SAND HARBOR, Nev. — Just after dawn on Sunday, with a white moon still visible over mountain-ringed Lake Tahoe, Fred Jackson maneuvered his small boat into clear water about 35 feet deep.
“Hard right — back up,” said his nephew, Justin Pulliam, standing on the edge of the boat and peering at a shadow at the bottom of the lake.
“You got it?” Mr. Jackson asked.
Soon his nephew was pulling up a trap containing a couple of dozen crayfish, the day’s first harvest. But more significant, it was the first act of commercial fishing in Lake Tahoe since the overexploitation and extinction of the Lahontan cutthroat trout led the authorities to ban all but recreational fishing here in the 1930s.
Last week, Nevada authorized the commercial trapping of crayfish after Mr. Jackson and a local scientist persuaded state authorities that it would be good business. And not only that, it would improve the famed, though vulnerable, water clarity of one of America’s greatest natural treasures.
Introduced to Lake Tahoe more than a century ago, the crayfish population has swelled to 280 million, up from 200 million just six years ago. The crustacean lives, eats and excretes in the lake’s shallow waters, contributing to algae growth, which clouds the water. Reducing their numbers would help keep the lake blue.
Commercial fishing’s resumption here seems to be riding a confluence of trends. Some environmentalists are exhorting people to combat the growing problem of harmful, invasive species by eating them. Crayfish harvesting is also in keeping with the more established locavore movement, which steers diners to locally grown food.
In Nevada, made up mostly of desert, the impending availability of a local seafood has made headlines in Reno, less than an hour’s drive northeast. Sierra Gold Seafood, a wholesaler that will sell Mr. Jackson’s crayfish, trucks in all its products from hundreds of miles away — everything except the Lake Tahoe crayfish now.
“This is it, man,” said Brandon Crowell, whose family owns Sierra Gold, adding that 40 restaurants and casinos in the Reno area had already put in orders.
At 250 square miles, Lake Tahoe is North America’s largest alpine lake, straddling the Nevada-California line. Commenting on the reflection of the surrounding snow-capped mountains on the lake’s “still surface,” Mark Twain wrote that “it must surely be the fairest picture the whole world affords.” But overuse and overdevelopment led to the rapid degradation of its crystal blue water in the 1970s and ’80s, a problem highlighted by President Bill Clinton during a summit meeting on environmental issues held here in 1997.
Since 2000, perhaps because of efforts to control runoff from surrounding areas into the lake, the lake’s deep water quality has stopped declining, experts say. According to the Tahoe Research Environmental Center at the University of California, Davis, which has been measuring Lake Tahoe’s water clarity since 1968, it is now clear down to nearly 69 feet, compared with 67 feet in 2000. In 1968, it was clear down to 102 feet.

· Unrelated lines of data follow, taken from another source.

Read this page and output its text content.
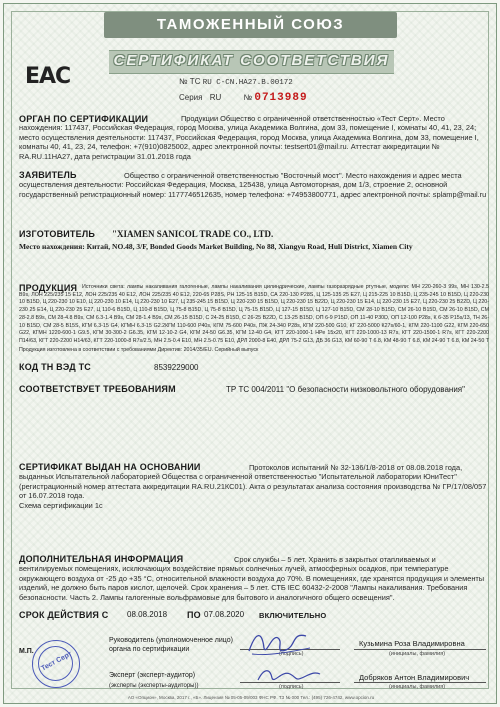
ТАМОЖЕННЫЙ СОЮЗ
СЕРТИФИКАТ СООТВЕТСТВИЯ
EAC	№ ТС RU C-CN.HA27.B.00172
Серия RU	№ 0713989
ОРГАН ПО СЕРТИФИКАЦИИ	Продукции Общество с ограниченной ответственностью «Тест Серт». Место нахождения: 117437, Российская Федерация, город Москва, улица Академика Волгина, дом 33, помещение I, комнаты 40, 41, 23, 24; место осуществления деятельности: 117437, Российская Федерация, город Москва, улица Академика Волгина, дом 33, помещение I, комнаты 40, 41, 23, 24, телефон: +7(910)0825002, адрес электронной почты: testsert01@mail.ru. Аттестат аккредитации № RA.RU.11HA27, дата регистрации 31.01.2018 года
ЗАЯВИТЕЛЬ	Общество с ограниченной ответственностью "Восточный мост". Место нахождения и адрес места осуществления деятельности: Российская Федерация, Москва, 125438, улица Автомоторная, дом 1/3, строение 2, основной государственный регистрационный номер: 1177746512635, номер телефона: +74953800771, адрес электронной почты: splamp@mail.ru
ИЗГОТОВИТЕЛЬ "XIAMEN SANICOL TRADE CO., LTD.
Место нахождения: Китай, NO.48, 3/F, Bonded Goods Market Building, No 88, Xiangyu Road, Huli District, Xiamen City
ПРОДУКЦИЯ Источники света: лампы накаливания галогенные, лампы накаливания цилиндрические, лампы газоразрядные ртутные, модели: МН 220-260-3 99s, МН 130-2.5 В9s, ЛОН 225/235 15 Е12, ЛОН 225/235 40 Е12, ЛОН 225/235 40 Е12, 220-65 Р28S, РН 125-15 В15D, СА 220-130 Р28S, Ц 125-135 25 Е27, Ц 215-225 10 В15D, Ц 235-245 10 В15D, Ц 220-230 10 В15D, Ц 220-230 10 Е10, Ц 220-230 10 Е14, Ц 220-230 10 Е27, Ц 235-245 15 В15D, Ц 220-230 15 В15D, Ц 220-230 15 В22D, Ц 220-230 15 Е14, Ц 220-230 15 Е27, Ц 220-230 25 В22D, Ц 220-230 25 Е14, Ц 220-230 25 Е27, Ц 110-6 В15D, Ц 110-8 В15D, Ц 75-8 В15D, Ц 75-8 В15D, Ц 75-15 В15D, Ц 127-15 В15D, Ц 127-10 В15D, СМ 28-10 В15D, СМ 26-10 В15D, СМ 26-10 В15D, СМ 28-2.8 В9s, СМ 28-4.8 В9s, СМ 6.3-1.4 В9s, СМ 28-1.4 В9s, СМ 26-15 В15D, С 24-25 В15D, С 26-25 В22D, С 13-25 В15D, ОП 6-9 Р15D, ОП 11-40 Р30D, ОП 12-100 Р28s, К 6-35 Р15s/13, ТН 26-10 В15D, СМ 28-5 В15S, КГМ 6.3-15 G4, КГМН 6.3-15 G2.2КГМ 110-600 Р40s, КГМ 75-600 Р40s, ПЖ 24-340 Р28s, КГМ 220-500 G10, КГ 220-5000 К27s/60-1, КГМ 220-1100 G22, КГМ 220-650 G22, КГМН 1220-600-1 G9.5, КГМ 30-300-2 G6.35, КГМ 12-10-2 G4, КГМ 24-50 G6.35, КГМ 12-40 G4, КГТ 220-1000-1 НРе 15x20, КГТ 220-1000-13 R7s, КГТ 220-1500-1 R7s, КГТ 220-2200 П14/63, КГТ 220-2200 Н14/63, КГТ 220-1000-8 R7s/2.5, МН 2.5-0.4 Е10, МН 2.5-0.75 Е10, ДРЛ 2000-8 Е40, ДРЛ 75-2 G13, ДБ 36 G13, КМ 60-90 Т 6.8, КМ 48-90 Т 6.8, КМ 24-90 Т 6.8, КМ 24-50 Т
Продукция изготовлена в соответствии с требованиями Директив: 2014/35/EU. Серийный выпуск
КОД ТН ВЭД ТС	8539229000
СООТВЕТСТВУЕТ ТРЕБОВАНИЯМ	ТР ТС 004/2011 "О безопасности низковольтного оборудования"
СЕРТИФИКАТ ВЫДАН НА ОСНОВАНИИ	Протоколов испытаний № 32-136/1/8-2018 от 08.08.2018 года, выданных Испытательной лабораторией Общества с ограниченной ответственностью "Испытательной лаборатории ЮниТест" (регистрационный номер аттестата аккредитации RA.RU.21КС01). Акта о результатах анализа состояния производства № ГР/17/08/057 от 16.07.2018 года.
Схема сертификации 1с
ДОПОЛНИТЕЛЬНАЯ ИНФОРМАЦИЯ	Срок службы – 5 лет. Хранить в закрытых отапливаемых и вентилируемых помещениях, исключающих воздействие прямых солнечных лучей, атмосферных осадков, при температуре окружающего воздуха от -25 до +35 °С, относительной влажности воздуха до 70%. В помещениях, где хранятся продукция и элементы изделий, не должно быть паров кислот, щелочей. Срок хранения – 5 лет. СТБ IEC 60432-2-2008 "Лампы накаливания. Требования безопасности. Часть 2. Лампы галогенные вольфрамовые для бытового и аналогичного общего освещения".
СРОК ДЕЙСТВИЯ С 08.08.2018 ПО 07.08.2020 ВКЛЮЧИТЕЛЬНО
Руководитель (уполномоченное лицо) органа по сертификации
(подпись)
Кузьмина Роза Владимировна
(инициалы, фамилия)
Эксперт (эксперт-аудитор)
(подпись)
(эксперты (эксперты-аудиторы))
Добряков Антон Владимирович
(инициалы, фамилия)
М.П. Тест Серт
АО «Опцион», Москва, 2017 г., «Б». Лицензия № 05-05-09/003 ФНС РФ. ТЗ № 000 Тел.: (495) 726-4742, www.opcion.ru
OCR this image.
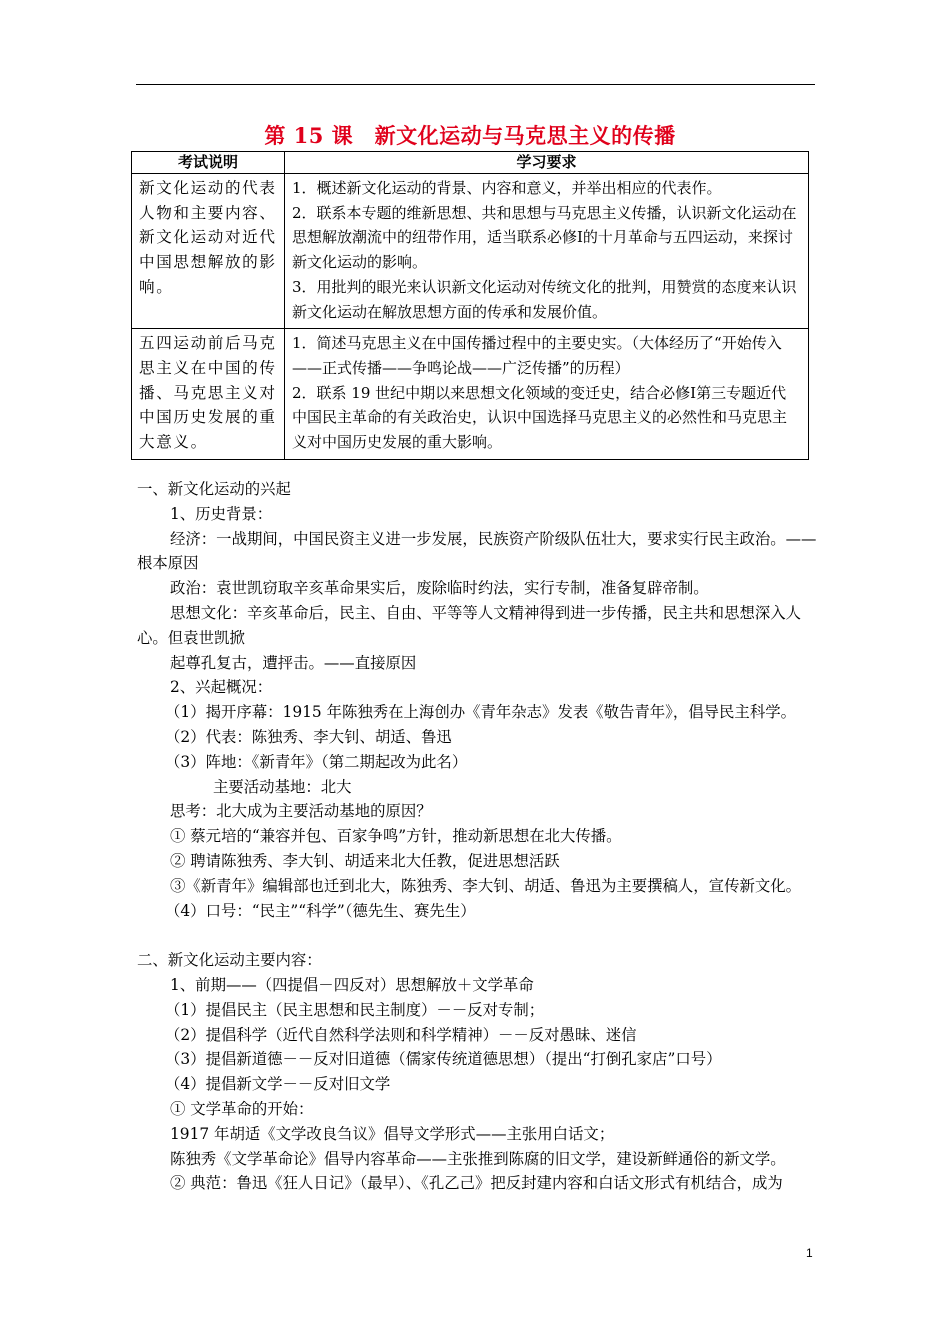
第 15 课　新文化运动与马克思主义的传播
考试说明	学习要求
新文化运动的代表人物和主要内容、新文化运动对近代中国思想解放的影响。	1．概述新文化运动的背景、内容和意义，并举出相应的代表作。

2．联系本专题的维新思想、共和思想与马克思主义传播，认识新文化运动在思想解放潮流中的纽带作用，适当联系必修Ⅰ的十月革命与五四运动，来探讨新文化运动的影响。

3．用批判的眼光来认识新文化运动对传统文化的批判，用赞赏的态度来认识新文化运动在解放思想方面的传承和发展价值。

五四运动前后马克思主义在中国的传播、马克思主义对中国历史发展的重大意义。	1．简述马克思主义在中国传播过程中的主要史实。（大体经历了“开始传入——正式传播——争鸣论战——广泛传播”的历程）

2．联系 19 世纪中期以来思想文化领域的变迁史，结合必修Ⅰ第三专题近代中国民主革命的有关政治史，认识中国选择马克思主义的必然性和马克思主义对中国历史发展的重大影响。

一、新文化运动的兴起

1、历史背景：

经济：一战期间，中国民资主义进一步发展，民族资产阶级队伍壮大，要求实行民主政治。——根本原因

政治：袁世凯窃取辛亥革命果实后，废除临时约法，实行专制，准备复辟帝制。

思想文化：辛亥革命后，民主、自由、平等等人文精神得到进一步传播，民主共和思想深入人心。但袁世凯掀

起尊孔复古，遭抨击。——直接原因

2、兴起概况：

（1）揭开序幕：1915 年陈独秀在上海创办《青年杂志》发表《敬告青年》，倡导民主科学。

（2）代表：陈独秀、李大钊、胡适、鲁迅

（3）阵地：《新青年》（第二期起改为此名）

主要活动基地：北大

思考：北大成为主要活动基地的原因？

① 蔡元培的“兼容并包、百家争鸣”方针，推动新思想在北大传播。

② 聘请陈独秀、李大钊、胡适来北大任教，促进思想活跃

③《新青年》编辑部也迁到北大，陈独秀、李大钊、胡适、鲁迅为主要撰稿人，宣传新文化。

（4）口号：“民主”“科学”（德先生、赛先生）

二、新文化运动主要内容：

1、前期——（四提倡－四反对）思想解放＋文学革命

（1）提倡民主（民主思想和民主制度）－－反对专制；

（2）提倡科学（近代自然科学法则和科学精神）－－反对愚昧、迷信

（3）提倡新道德－－反对旧道德（儒家传统道德思想）（提出“打倒孔家店”口号）

（4）提倡新文学－－反对旧文学

① 文学革命的开始：

1917 年胡适《文学改良刍议》倡导文学形式——主张用白话文；

陈独秀《文学革命论》倡导内容革命——主张推到陈腐的旧文学，建设新鲜通俗的新文学。

② 典范：鲁迅《狂人日记》（最早）、《孔乙己》把反封建内容和白话文形式有机结合，成为

1
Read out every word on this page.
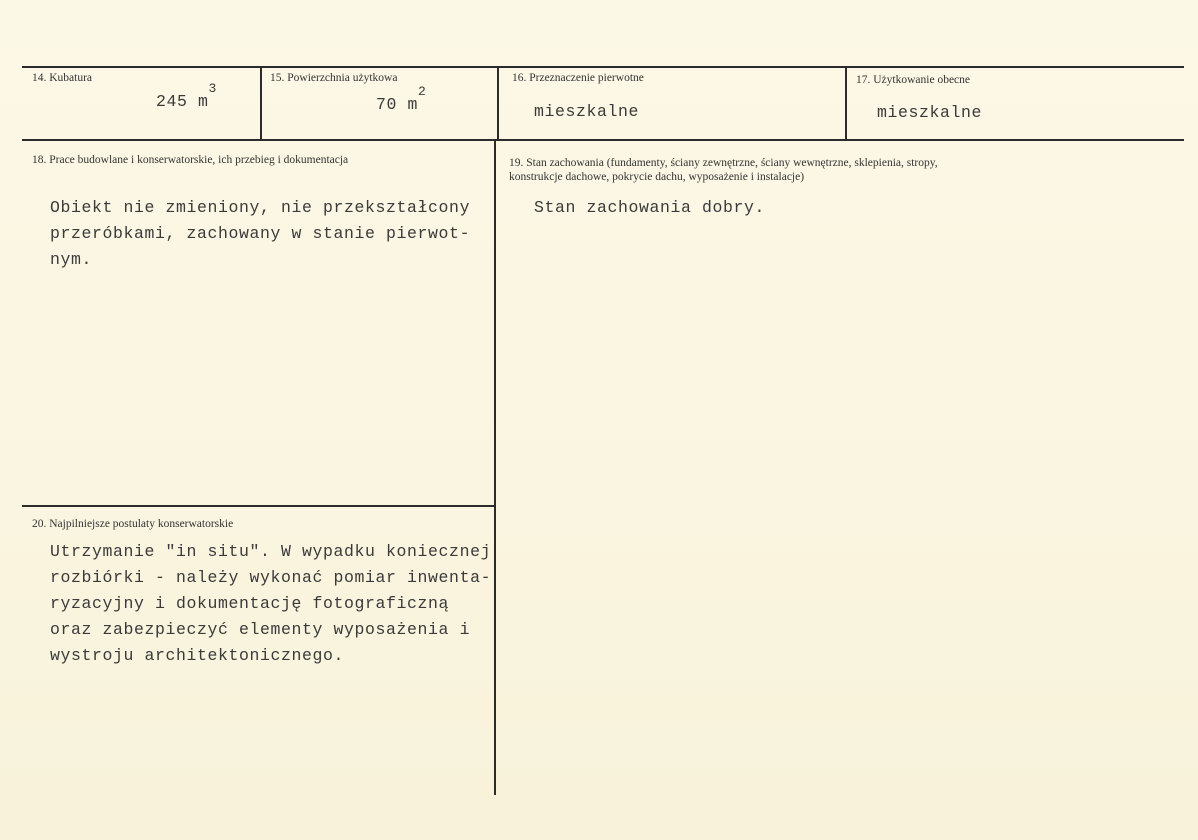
14. Kubatura
245 $m^3$
15. Powierzchnia użytkowa
70 $m^2$
16. Przeznaczenie pierwotne
mieszkalne
17. Użytkowanie obecne
mieszkalne
18. Prace budowlane i konserwatorskie, ich przebieg i dokumentacja
Obiekt nie zmieniony, nie przekształcony
przeróbkami, zachowany w stanie pierwot-
nym.
19. Stan zachowania (fundamenty, ściany zewnętrzne, ściany wewnętrzne, sklepienia, stropy,
konstrukcje dachowe, pokrycie dachu, wyposażenie i instalacje)
Stan zachowania dobry.
20. Najpilniejsze postulaty konserwatorskie
Utrzymanie "in situ". W wypadku koniecznej
rozbiórki - należy wykonać pomiar inwenta-
ryzacyjny i dokumentację fotograficzną
oraz zabezpieczyć elementy wyposażenia i
wystroju architektonicznego.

But in the most recent years, the clarity of the water near the shoreline has “gotten considerably worse,” said John Reuter, the center’s associate director. Besides crayfish, other newer invasive species found in shallower waters, including Asian clams and Eurasian watermilfoil, an aquatic weed, are causing the clarity to deteriorate.
The League to Save Lake Tahoe, a 55-year-old private organization that engages in conservation activities, including sending volunteers to uproot Eurasian watermilfoil, said the new rules guiding crayfish harvesting are strict enough to protect the lake’s environment and recreational use.
“There is the ability to actually eradicate that species from the lake,” said Darcie Goodman-Collins, the group’s executive director.
Kristi Boosman, a spokeswoman for the Tahoe Regional Planning Agency, the bistate board that oversees the lake, said that eradication was “an unrealistic expectation” but hoped that harvesting would put a dent in the current population. (California is taking a “wait-and-see approach” toward commercial harvesting on its side of the lake, Ms. Boosman said.)
Ms. Boosman predicted more people would apply for crayfish permits if “Mr. Jackson is successful,” adding, “frankly, there are plenty of crayfish to go around.”